About This Item

Share This Item

The AAPG/Datapages Combined Publications Database

AAPG Bulletin

Abstract


Volume: 69 (1985)

Issue: 9. (September)

First Page: 1445

Last Page: 1445

Title: Early Days Along Oil Creek, Pennsylvania (1859-1865): ABSTRACT

Author(s): Samuel T. Pees

Article Type: Meeting abstract

Abstract:

Beginning in late August 1859, with the success of the Drake well at 69.5 ft, early oil exploration concentrated along Oil Creek in the stretch between Titusville and Oil City, but other areas in northwest Pennsylvania also saw discoveries. Tributaries to the creek had their share of activity. Pioneer, Benninghoff, Cherry, and Wildcat Runs were famous names. Wildcat became the standard word for a rank exploratory well. The 1859 (and later) oil boom rivaled and usually surpassed the excitement of the 1849 gold rush in California according to some adventurers who saw both.

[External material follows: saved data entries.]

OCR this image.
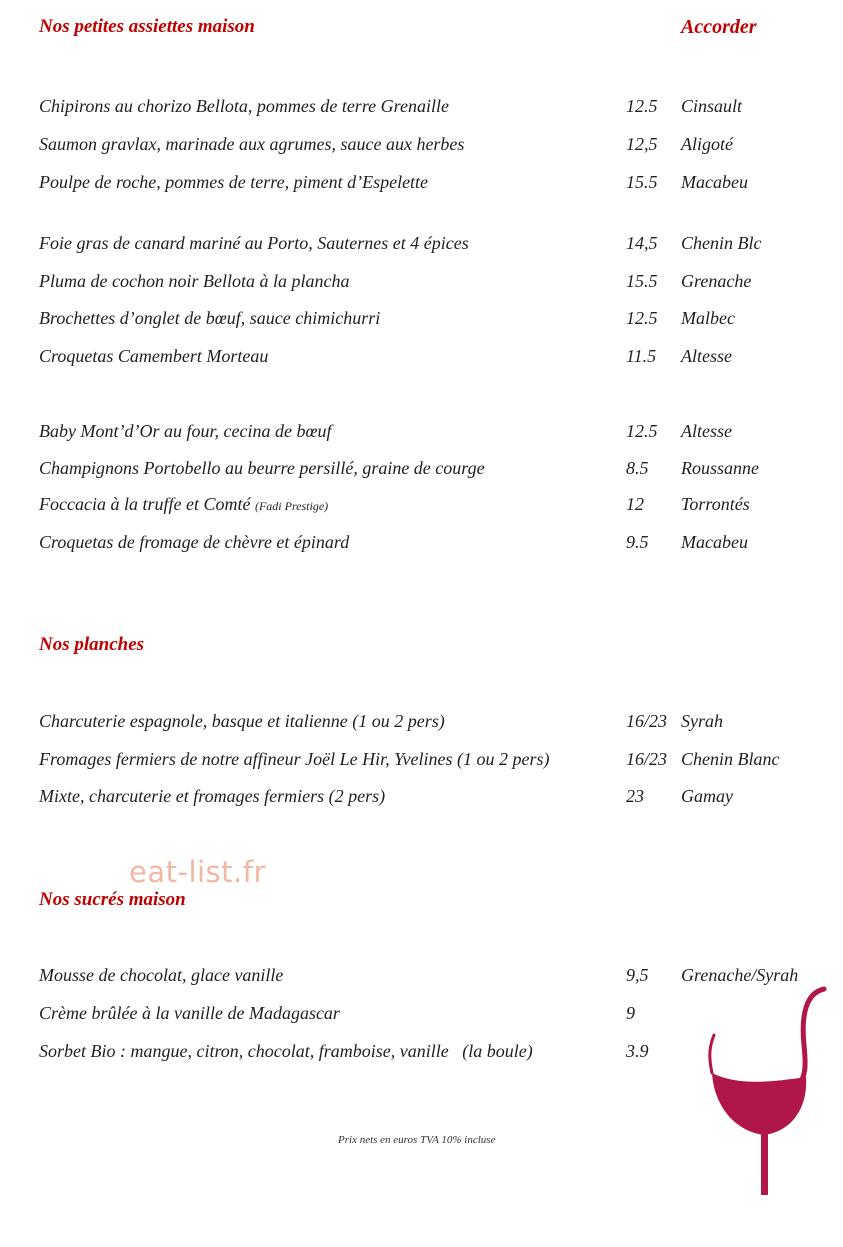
Nos petites assiettes maison	Accorder
Chipirons au chorizo Bellota, pommes de terre Grenaille	12.5 Cinsault
Saumon gravlax, marinade aux agrumes, sauce aux herbes	12,5 Aligoté
Poulpe de roche, pommes de terre, piment d’Espelette	15.5 Macabeu
Foie gras de canard mariné au Porto, Sauternes et 4 épices	14,5 Chenin Blc
Pluma de cochon noir Bellota à la plancha	15.5 Grenache
Brochettes d’onglet de bœuf, sauce chimichurri	12.5 Malbec
Croquetas Camembert Morteau	11.5 Altesse
Baby Mont’d’Or au four, cecina de bœuf	12.5 Altesse
Champignons Portobello au beurre persillé, graine de courge	8.5 Roussanne
Foccacia à la truffe et Comté (Fadi Prestige)	12 Torrontés
Croquetas de fromage de chèvre et épinard	9.5 Macabeu
Nos planches
Charcuterie espagnole, basque et italienne (1 ou 2 pers)	16/23 Syrah
Fromages fermiers de notre affineur Joël Le Hir, Yvelines (1 ou 2 pers)	16/23 Chenin Blanc
Mixte, charcuterie et fromages fermiers (2 pers)	23 Gamay
eat-list.fr
Nos sucrés maison
Mousse de chocolat, glace vanille	9,5 Grenache/Syrah
Crème brûlée à la vanille de Madagascar	9
Sorbet Bio : mangue, citron, chocolat, framboise, vanille   (la boule)	3.9
Prix nets en euros TVA 10% incluse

A proliferation of oil strikes in the narrow valley included wells such as the Noble and Delamater ("Golly, ain't that well spittin' oil?"), which produced over 700,000 bbl in 21 months, Buckeye well (1,000 b/d and the first oil from the creek to be exported abroad), the Maple Shade (never stopped flowing even when it burned) and the Phillips well (4,000 b/d). These wells were among a multitude of phenomenal gushers. Most wells had a total depth of less than 500 ft, some less than 200 ft. The drillers, operators, investors, and brokers learned of the local sequence of Upper Devonian Venango sands (First, Second, Third Stray or Gray, and Third) and described their trends as veins or streaks. These beach, bar, and nearshore deposits abruptly pinched out, leaving one wildcatter with a fe barrels and a neighboring well with initial gauges in the hundreds or thousands.

This study traces the early major oil strikes down Oil Creek and describes the geology of the shallow sands that they tapped. Period photographs and steel engravings of the 1860s are compared to a photographic essay of the creek as it is today. Many of the famous wells are still there. Oil Creek is a shrine to the unique personality of the oilman and the titan industry, which at the outset, had to cope with rugged conditions and seemingly capricious sands.